The acute effects of the creatine analogue, beta-guanidinopropionic acid, on cardiac energy metabolism and function.

作者信息

Unitt J F, Radda G K, Seymour A M

机构信息

Department of Biochemistry, University of Oxford, UK.

出版信息

Biochim Biophys Acta. 1993 Jun 10;1143(1):91-6. doi: 10.1016/0005-2728(93)90220-a.

Abstract
  1. Perfusion of isolated rat hearts with 150 mM beta GPA led to the linear accumulation of intracellular P beta GPA (approx. 150 nmol/min per g (dry wt.)) after an initial lag period of 20 min. 2. This accumulation of intracellular P beta GPA was accompanied by a decrease in PCr (30%) and an increase in total phosphagen content (20%).
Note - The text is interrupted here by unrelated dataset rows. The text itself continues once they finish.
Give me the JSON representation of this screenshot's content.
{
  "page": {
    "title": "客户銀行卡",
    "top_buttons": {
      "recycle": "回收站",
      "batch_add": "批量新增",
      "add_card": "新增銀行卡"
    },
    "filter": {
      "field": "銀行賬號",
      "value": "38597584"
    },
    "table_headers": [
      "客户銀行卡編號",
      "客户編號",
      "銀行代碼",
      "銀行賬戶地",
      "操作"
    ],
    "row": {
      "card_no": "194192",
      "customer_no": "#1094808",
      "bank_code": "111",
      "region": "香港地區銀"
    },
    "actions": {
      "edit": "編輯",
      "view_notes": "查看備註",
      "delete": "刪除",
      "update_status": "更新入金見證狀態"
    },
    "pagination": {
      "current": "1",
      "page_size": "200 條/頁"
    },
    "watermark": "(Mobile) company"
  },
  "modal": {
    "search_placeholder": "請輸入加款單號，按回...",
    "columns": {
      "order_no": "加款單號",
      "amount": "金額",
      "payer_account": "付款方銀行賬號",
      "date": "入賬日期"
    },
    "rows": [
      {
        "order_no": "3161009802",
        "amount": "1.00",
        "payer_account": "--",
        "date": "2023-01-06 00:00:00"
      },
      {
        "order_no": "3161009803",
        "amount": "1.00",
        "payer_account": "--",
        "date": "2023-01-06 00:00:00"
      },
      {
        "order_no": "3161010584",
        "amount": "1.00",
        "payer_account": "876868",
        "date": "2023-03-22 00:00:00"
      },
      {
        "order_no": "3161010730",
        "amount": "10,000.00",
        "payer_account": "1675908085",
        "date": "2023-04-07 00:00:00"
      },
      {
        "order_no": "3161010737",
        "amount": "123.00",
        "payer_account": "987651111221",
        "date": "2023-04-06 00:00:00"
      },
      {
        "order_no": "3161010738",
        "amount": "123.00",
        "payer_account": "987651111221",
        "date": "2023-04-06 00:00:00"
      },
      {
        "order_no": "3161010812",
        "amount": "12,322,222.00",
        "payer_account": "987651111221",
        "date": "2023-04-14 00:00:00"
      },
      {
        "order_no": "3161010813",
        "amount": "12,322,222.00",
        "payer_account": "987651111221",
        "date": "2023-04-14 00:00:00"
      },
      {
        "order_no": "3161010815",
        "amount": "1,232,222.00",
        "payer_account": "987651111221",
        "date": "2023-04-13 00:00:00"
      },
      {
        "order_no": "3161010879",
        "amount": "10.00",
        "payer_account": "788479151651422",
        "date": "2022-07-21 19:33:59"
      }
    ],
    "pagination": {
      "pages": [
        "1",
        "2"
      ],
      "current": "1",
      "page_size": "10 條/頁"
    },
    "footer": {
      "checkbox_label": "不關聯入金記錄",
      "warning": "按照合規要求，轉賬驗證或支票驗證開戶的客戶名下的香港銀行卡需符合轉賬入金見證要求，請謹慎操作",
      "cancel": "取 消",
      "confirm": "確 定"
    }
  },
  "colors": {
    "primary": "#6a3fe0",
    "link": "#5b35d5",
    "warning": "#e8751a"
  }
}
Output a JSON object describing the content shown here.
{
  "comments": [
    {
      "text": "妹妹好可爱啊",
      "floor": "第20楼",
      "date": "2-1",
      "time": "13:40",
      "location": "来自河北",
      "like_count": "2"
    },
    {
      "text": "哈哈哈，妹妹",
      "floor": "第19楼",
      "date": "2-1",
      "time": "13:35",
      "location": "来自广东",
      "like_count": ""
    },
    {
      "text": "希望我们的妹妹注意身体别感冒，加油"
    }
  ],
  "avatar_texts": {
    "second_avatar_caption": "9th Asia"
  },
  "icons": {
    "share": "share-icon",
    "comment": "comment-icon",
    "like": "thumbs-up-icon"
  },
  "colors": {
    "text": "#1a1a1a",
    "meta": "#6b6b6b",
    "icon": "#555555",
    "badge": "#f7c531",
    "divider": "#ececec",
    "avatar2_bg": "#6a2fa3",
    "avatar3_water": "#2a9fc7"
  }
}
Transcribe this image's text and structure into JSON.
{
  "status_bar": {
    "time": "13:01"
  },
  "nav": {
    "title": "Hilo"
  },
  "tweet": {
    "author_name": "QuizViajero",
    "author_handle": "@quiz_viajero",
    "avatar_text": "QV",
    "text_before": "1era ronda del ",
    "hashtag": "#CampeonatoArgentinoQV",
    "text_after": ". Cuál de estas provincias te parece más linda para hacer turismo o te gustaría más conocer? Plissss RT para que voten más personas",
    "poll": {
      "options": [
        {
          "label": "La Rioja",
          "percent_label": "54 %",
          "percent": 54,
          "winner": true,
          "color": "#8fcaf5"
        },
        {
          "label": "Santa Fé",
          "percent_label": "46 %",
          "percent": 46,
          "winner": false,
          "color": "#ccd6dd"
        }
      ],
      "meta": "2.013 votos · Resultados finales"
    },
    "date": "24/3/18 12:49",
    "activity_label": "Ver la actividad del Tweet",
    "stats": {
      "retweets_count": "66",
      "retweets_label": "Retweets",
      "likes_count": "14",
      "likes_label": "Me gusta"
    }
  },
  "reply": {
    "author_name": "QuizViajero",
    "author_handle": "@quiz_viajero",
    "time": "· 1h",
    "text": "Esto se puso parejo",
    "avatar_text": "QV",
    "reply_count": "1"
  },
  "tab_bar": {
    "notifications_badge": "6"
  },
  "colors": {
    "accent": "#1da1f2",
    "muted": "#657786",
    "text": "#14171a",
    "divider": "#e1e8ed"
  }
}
These results show that PCr was not equally replaced by P beta GPA, but was degraded at the expense of beta GPA phosphorylation to produce a net increase in cardiac phosphagen content. Correspondingly, total phosphate (the sum of PCr, P beta GPA, Pi and ATP) was increased, indicating that there was no cellular necrosis and that the sarcolemma remained intact throughout the perfusion. 3. An increase in Pi and decrease in ATP also occurred concomitantly with P beta GPA accumulation, indicating that ATP synthesis was not keeping up with demand. This may be due to the gradual replacement of PCr by the less efficient phosphagen, P beta GPA, resulting in inadequate transduction of energy and hence an imbalance between energy demand and supply. However, the increased hyperosmolarity of the perfusate may be partly responsible for these effects on cardiac energy metabolism, as perfusion with 150 mM mannitol produced a similar decrease in ATP, but a smaller rise in Pi. 4. Perfusion with either 150 mM beta GPA or mannitol led to a significant intracellular alkalosis (max. pHi 7.3), which was reversed on returning to normal perfusate. In addition, both hyperosmolar perfusions led to a significant reduction in cardiac frequency (40 and 15%, respectively). However, only beta GPA caused significant negative inotropism. The time-courses for the changes in cardiac frequency and pHi did parallel the increase in P beta GPA. This suggests that both hyperosmolarity and the production of P beta GPA during beta GPA perfusions determine the degree of negative chronotropism, but that hyperosmolarity alone causes alkalosis and beta GPA phosphorylation, a decrease in developed tension. 5. When hearts, acutely loaded with P beta GPA were perfused with control medium, the levels of ATP, PCr and P beta GPA stabilised to produce a new steady state. There was no decrease in P beta GPA concentration during this procedure, implying that beta GPA efflux was negligible.
摘要
  1. 用150 mM的β - GPA灌注离体大鼠心脏,在最初20分钟的延迟期后,细胞内Pβ - GPA呈线性积累(约150 nmol/分钟每克(干重))。2. 细胞内Pβ - GPA的这种积累伴随着磷酸肌酸(PCr)的减少(30%)和总磷酸肌酸含量的增加(20%)。这些结果表明,PCr并没有被Pβ - GPA等量替代,而是以β - GPA磷酸化为代价被降解,从而使心脏磷酸肌酸含量净增加。相应地,总磷酸盐(PCr、Pβ - GPA、无机磷(Pi)和三磷酸腺苷(ATP)的总和)增加,表明没有细胞坏死,并且在整个灌注过程中肌膜保持完整。3. Pi增加和ATP减少也与Pβ - GPA积累同时发生,表明ATP合成跟不上需求。这可能是由于效率较低的磷酸肌酸Pβ - GPA逐渐取代了PCr,导致能量转导不足,进而能量需求与供应失衡。然而,灌注液渗透压的升高可能部分导致了对心脏能量代谢的这些影响,因为用150 mM甘露醇灌注会使ATP有类似程度的降低,但Pi升高幅度较小。4. 用150 mM的β - GPA或甘露醇灌注都会导致明显的细胞内碱中毒(最大细胞内pH值7.3),当恢复到正常灌注液时这种情况会逆转。此外,两种高渗灌注都会导致心脏频率显著降低(分别为40%和15%)。然而,只有β - GPA会引起明显的负性肌力作用。心脏频率和细胞内pH值变化的时间进程与Pβ - GPA的增加是平行的。这表明在β - GPA灌注过程中,高渗性和Pβ - GPA的产生都决定了负性变时作用的程度,但单独的高渗性会导致碱中毒和β - GPA磷酸化,使张力降低。5. 当用对照培养基灌注急性加载了Pβ - GPA的心脏时,ATP、PCr和Pβ - GPA的水平会稳定下来并形成新的稳态。在此过程中Pβ - GPA浓度没有降低,这意味着β - GPA的流出可以忽略不计。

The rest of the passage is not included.